The attack is only one of the many onslaughts the Chinese Authorities has conducted on Churches not registered under the Chinese Church regulation system.
The Dao En Presbyterian Church has also been banned, with three of its branches closed. The authorities went further to bar local landlords from renting out any property to the church.
While some churches have been invaded or banned, others have been demolished, bibles razed, crosses removed and minors barred from attending the churches.
According to Asia News, Liangwang Catholic Church in Jinan China was attacked in 2018 by over 40 policemen. The women caretakers of the church ejected and their phones confiscated. Later in the day, men with bulldozers pulled down the church.
In February this year, 3000 members registered church in Jiangsu-Chengdong, was attacked and its cross removed, which means while authorities cite churches failure to register with the authorities, the crackdowns target all the churches.
In one of the most popular church shutdowns, members of the Famous Early Rain Covenant Church were arrested in a crackdown on “house churches.” The pastor of the Church and four other members are still under custody since their arrest in December 2018.
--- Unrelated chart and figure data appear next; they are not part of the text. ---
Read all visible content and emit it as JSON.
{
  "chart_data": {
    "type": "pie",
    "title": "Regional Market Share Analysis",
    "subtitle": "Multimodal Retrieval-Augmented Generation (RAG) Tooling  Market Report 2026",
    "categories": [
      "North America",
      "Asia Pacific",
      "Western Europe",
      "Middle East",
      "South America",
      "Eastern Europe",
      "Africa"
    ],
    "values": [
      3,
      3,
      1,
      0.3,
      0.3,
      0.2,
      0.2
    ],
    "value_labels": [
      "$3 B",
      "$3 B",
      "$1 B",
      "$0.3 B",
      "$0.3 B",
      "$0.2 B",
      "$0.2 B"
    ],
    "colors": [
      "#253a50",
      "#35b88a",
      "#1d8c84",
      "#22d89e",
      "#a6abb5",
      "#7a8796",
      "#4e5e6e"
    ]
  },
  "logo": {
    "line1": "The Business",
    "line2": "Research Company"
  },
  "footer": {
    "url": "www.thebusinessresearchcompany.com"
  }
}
In the attack, police took bibles away and destroyed a school and a seminary run by the church. According to the Guardian, many members of the church continue to hide, and the church’s pastor is facing charges that carry a jail term of 15 years.
Many political analysts say, the Chinese Communist party does not intend to abolish Christianity but to have absolute control over it, and prevent infiltration of Western influences in communities.
Since early 2012, the Chinese Christians have faced harassment from both local and the national authorities, with many churches defying orders of registration citing too much interference of the government into Church issues.
The authorities and the ruling party, which is more atheist, fear the rising number of Christians and Islam s even though more than five religions exist in China. Despite the freedom of worship enshrinement in the Constitution from the 1980s, it is now that the authorities are finding churches a threat.
President Xi, who came into power in 2012, finds Christianity and Islam as a threat to his authoritarian regime. And while the US has condemned faith-based oppression, Chinese authorities feel immune due to the enormous control they have in the world.